CR- Gee. Is that a question or a statement? Well said. But it’s like any other big business in the corporate world today; it’s controlled by markets and market analysis, and the need to get the most advertising dollars from advertisers for new programming.
The sad irony is, if I’m not mistaken, that SpongeBob is like the most successful cartoon on TV, and it is an outline-written, storyboard artist -driven show about an idiot who is a sponge and his retard friend who is a starfish. It’s smart and funny as hell, and yet you could never sell a show like that to the other networks. Another untold truth is that there are some very UNtalented cartoonist/creators that have sold shows that stink and have damaged the network’s faith in the “creator-driven” system. But every few years, trends change, regimes are overthrown. We will see.
Chris Reccardi in the studio
MH- Which shows did you create the musical scores for?
CR- I scored the entire Modifyers pilot, used live drums and everything. I played upright bass on the Ren & Stimpy themes, and scored parts of “Hard Times for Haggis”, “Hermit Ren”, “A Hard Day’s Luck” and “Ren’s Brain” as well as the aforementioned “Imp, Inc.” I will probably score at least one of my new shorts. I played guitar and backing vox on “The Happy Happy Joy Joy” song which got used in a cake commercial last year. That’s where the real money is. I’m in the wrong business.
MH- Any upcoming musical projects we should know about?
I’ve been working on a solo album forever, but most recently have put together a new group Cosmopollus which started as a fun commitment to play live at Lynne (Naylor’s) recent solo show, “Arlice’s Odyssey” at M Modern in September. But since, a string of gigs have come up, so we’re rehearsing a lot, and building up a good live show.
MH- I really like your song, “Sigma Five”. Did you compose and perform that work? Is that you singing?
CR- Yes, all the instruments and vocals. All vintage keyboards I might add—a Fender Rhodes, ARP Odyssey, Arp Solina String Ensemble. We are falling over instruments at home. It’s ridiculous.
MH- I downloaded the tracks on your website. They are awesome. Is an album going to come out anytime soon?

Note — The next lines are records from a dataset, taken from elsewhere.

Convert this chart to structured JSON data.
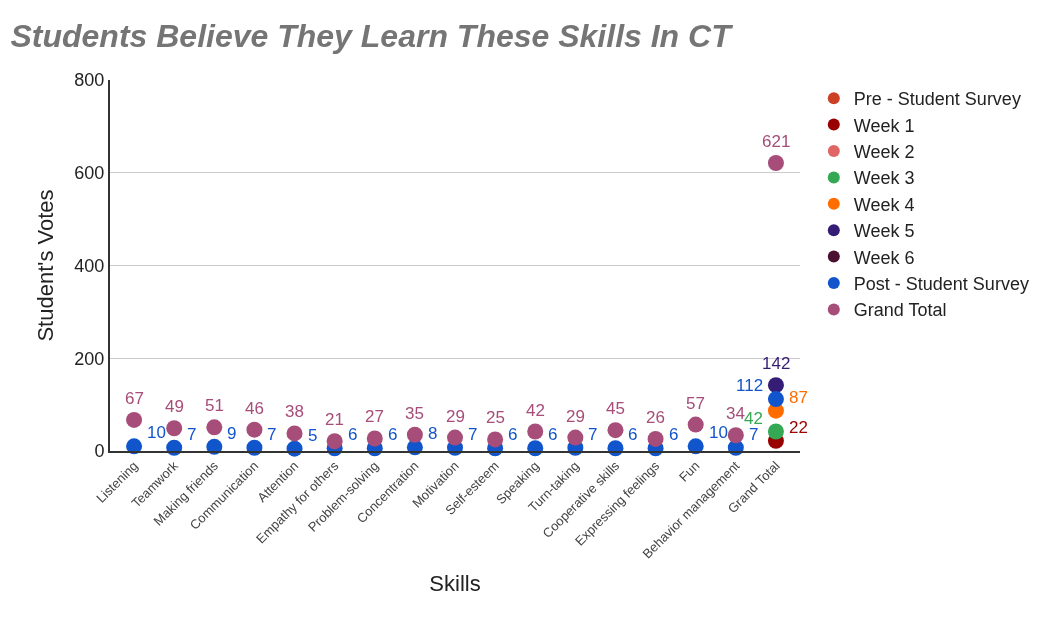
{
  "chart_data": {
    "type": "scatter",
    "title": "Students Believe They Learn These Skills In CT",
    "xlabel": "Skills",
    "ylabel": "Student's Votes",
    "categories": [
      "Listening",
      "Teamwork",
      "Making friends",
      "Communication",
      "Attention",
      "Empathy for others",
      "Problem-solving",
      "Concentration",
      "Motivation",
      "Self-esteem",
      "Speaking",
      "Turn-taking",
      "Cooperative skills",
      "Expressing feelings",
      "Fun",
      "Behavior management",
      "Grand Total"
    ],
    "series": [
      {
        "name": "Pre - Student Survey",
        "color": "#cc4125",
        "values": [
          null,
          null,
          null,
          null,
          null,
          null,
          null,
          null,
          null,
          null,
          null,
          null,
          null,
          null,
          null,
          null,
          null
        ]
      },
      {
        "name": "Week 1",
        "color": "#990000",
        "values": [
          null,
          null,
          null,
          null,
          null,
          null,
          null,
          null,
          null,
          null,
          null,
          null,
          null,
          null,
          null,
          null,
          22
        ]
      },
      {
        "name": "Week 2",
        "color": "#e06666",
        "values": [
          null,
          null,
          null,
          null,
          null,
          null,
          null,
          null,
          null,
          null,
          null,
          null,
          null,
          null,
          null,
          null,
          null
        ]
      },
      {
        "name": "Week 3",
        "color": "#34a853",
        "values": [
          null,
          null,
          null,
          null,
          null,
          null,
          null,
          null,
          null,
          null,
          null,
          null,
          null,
          null,
          null,
          null,
          42
        ]
      },
      {
        "name": "Week 4",
        "color": "#ff6d01",
        "values": [
          null,
          null,
          null,
          null,
          null,
          null,
          null,
          null,
          null,
          null,
          null,
          null,
          null,
          null,
          null,
          null,
          87
        ]
      },
      {
        "name": "Week 5",
        "color": "#351c75",
        "values": [
          null,
          null,
          null,
          null,
          null,
          null,
          null,
          null,
          null,
          null,
          null,
          null,
          null,
          null,
          null,
          null,
          142
        ]
      },
      {
        "name": "Week 6",
        "color": "#4c1130",
        "values": [
          null,
          null,
          null,
          null,
          null,
          null,
          null,
          null,
          null,
          null,
          null,
          null,
          null,
          null,
          null,
          null,
          null
        ]
      },
      {
        "name": "Post - Student Survey",
        "color": "#1155cc",
        "values": [
          10,
          7,
          9,
          7,
          5,
          6,
          6,
          8,
          7,
          6,
          6,
          7,
          6,
          6,
          10,
          7,
          112
        ]
      },
      {
        "name": "Grand Total",
        "color": "#a64d79",
        "values": [
          67,
          49,
          51,
          46,
          38,
          21,
          27,
          35,
          29,
          25,
          42,
          29,
          45,
          26,
          57,
          34,
          621
        ]
      }
    ],
    "ylim": [
      0,
      800
    ],
    "yticks": [
      0,
      200,
      400,
      600,
      800
    ],
    "grid": "y",
    "legend": "right",
    "marker": "circle",
    "data_labels": true
  }
}
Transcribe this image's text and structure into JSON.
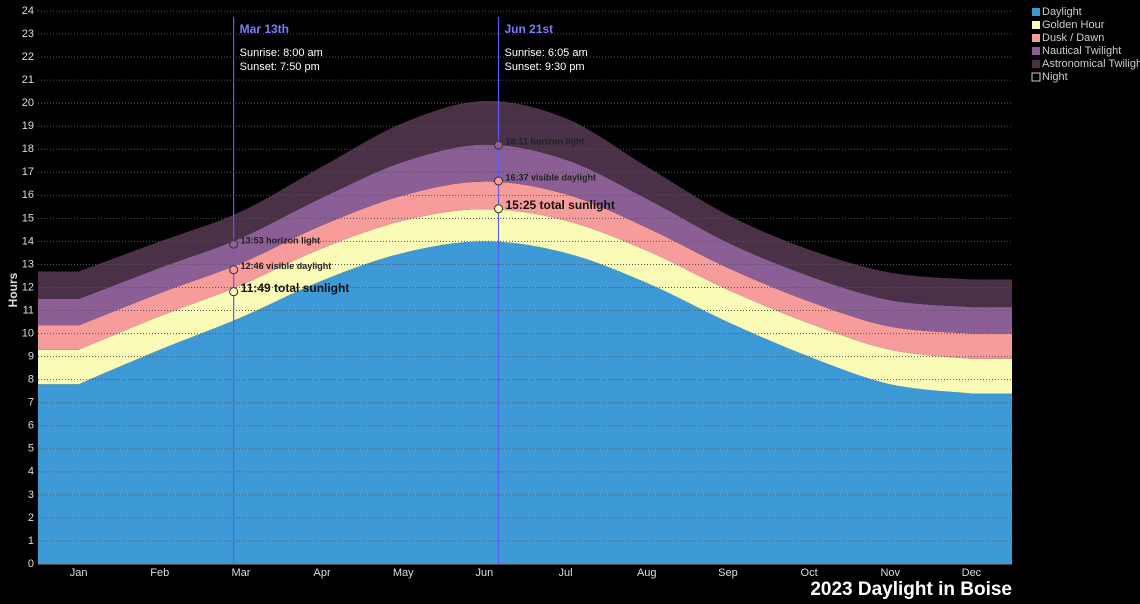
{
  "chart_data": {
    "type": "stacked-area",
    "title": "2023 Daylight in Boise",
    "y_label": "Hours",
    "categories": [
      "Jan",
      "Feb",
      "Mar",
      "Apr",
      "May",
      "Jun",
      "Jul",
      "Aug",
      "Sep",
      "Oct",
      "Nov",
      "Dec"
    ],
    "ylim": [
      0,
      24
    ],
    "yticks": [
      0,
      1,
      2,
      3,
      4,
      5,
      6,
      7,
      8,
      9,
      10,
      11,
      12,
      13,
      14,
      15,
      16,
      17,
      18,
      19,
      20,
      21,
      22,
      23,
      24
    ],
    "grid": true,
    "legend": "top-right",
    "series": [
      {
        "name": "Daylight",
        "color": "#3d9ad6",
        "values": [
          7.8,
          9.3,
          10.7,
          12.3,
          13.5,
          14.0,
          13.5,
          12.2,
          10.5,
          9.0,
          7.8,
          7.4
        ]
      },
      {
        "name": "Golden Hour",
        "color": "#fbfbb8",
        "values": [
          1.5,
          1.45,
          1.4,
          1.4,
          1.4,
          1.4,
          1.4,
          1.4,
          1.4,
          1.45,
          1.5,
          1.5
        ]
      },
      {
        "name": "Dusk / Dawn",
        "color": "#f89b9b",
        "values": [
          1.05,
          1.0,
          0.95,
          1.0,
          1.1,
          1.2,
          1.15,
          1.0,
          0.95,
          0.95,
          1.0,
          1.1
        ]
      },
      {
        "name": "Nautical Twilight",
        "color": "#8b5f95",
        "values": [
          1.15,
          1.1,
          1.1,
          1.2,
          1.45,
          1.6,
          1.5,
          1.25,
          1.1,
          1.1,
          1.15,
          1.15
        ]
      },
      {
        "name": "Astronomical Twilight",
        "color": "#4a3148",
        "values": [
          1.2,
          1.15,
          1.15,
          1.35,
          1.7,
          1.9,
          1.8,
          1.4,
          1.2,
          1.15,
          1.2,
          1.2
        ]
      },
      {
        "name": "Night",
        "color": "#000000",
        "values": [
          11.3,
          10.0,
          8.7,
          6.75,
          4.85,
          3.9,
          4.65,
          6.75,
          8.85,
          10.35,
          11.35,
          11.65
        ]
      }
    ],
    "annotations": [
      {
        "label": "Mar 13th",
        "category": "Mar",
        "day": 13,
        "sunrise": "Sunrise: 8:00 am",
        "sunset": "Sunset: 7:50 pm",
        "points": [
          {
            "value": 11.82,
            "label": "11:49 total sunlight"
          },
          {
            "value": 12.77,
            "label": "12:46 visible daylight"
          },
          {
            "value": 13.88,
            "label": "13:53 horizon light"
          }
        ]
      },
      {
        "label": "Jun 21st",
        "category": "Jun",
        "day": 21,
        "sunrise": "Sunrise: 6:05 am",
        "sunset": "Sunset: 9:30 pm",
        "points": [
          {
            "value": 15.42,
            "label": "15:25 total sunlight"
          },
          {
            "value": 16.62,
            "label": "16:37 visible daylight"
          },
          {
            "value": 18.18,
            "label": "18:11 horizon light"
          }
        ]
      }
    ]
  }
}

CR- I plan on taking time off at the end of ’09 and finishing it. That’s my dream. That, and having a normal non-working weekend.
Reccardi? Yes. In all his psycho-pop glory
MH- Is there somewhere I can hear more audio tracks of yours?
CR- Call me up! I’ll be posting on my website and MySpace over the next few months here.
MH-Are you going to make animations for your music?
CR- That is another dream of mine—to be used as part of a live performance. I have one storyboarded. I just need to figure out how to not sleep at night.
MH- When doing musical scoring for cartoons, do you have to think in the same way as when storyboarding?
CR- Usually, yes. I mean, at times you want to lay low and not step on the action or mood, and other times you want to enhance it. The general rules of pacing apply, but there are exceptions to any rule. You can have a waltz over a violent beating if it’s funny and done right. It should be the director’s call, not the composer’s. But if you’re both, you can anticipate these things up front.
MH-Cartoons, music, and painting are all what you do for real. They are like the coolest things ever. How can you top it? What do you do for a hobby? Juggle chain saws? Build robot monkeys?
CR- One should know that it’s all very hard work and not always fun. But I’ve had all of the shit jobs, so I still appreciate it. To answer your question: Snowboarding, Beer.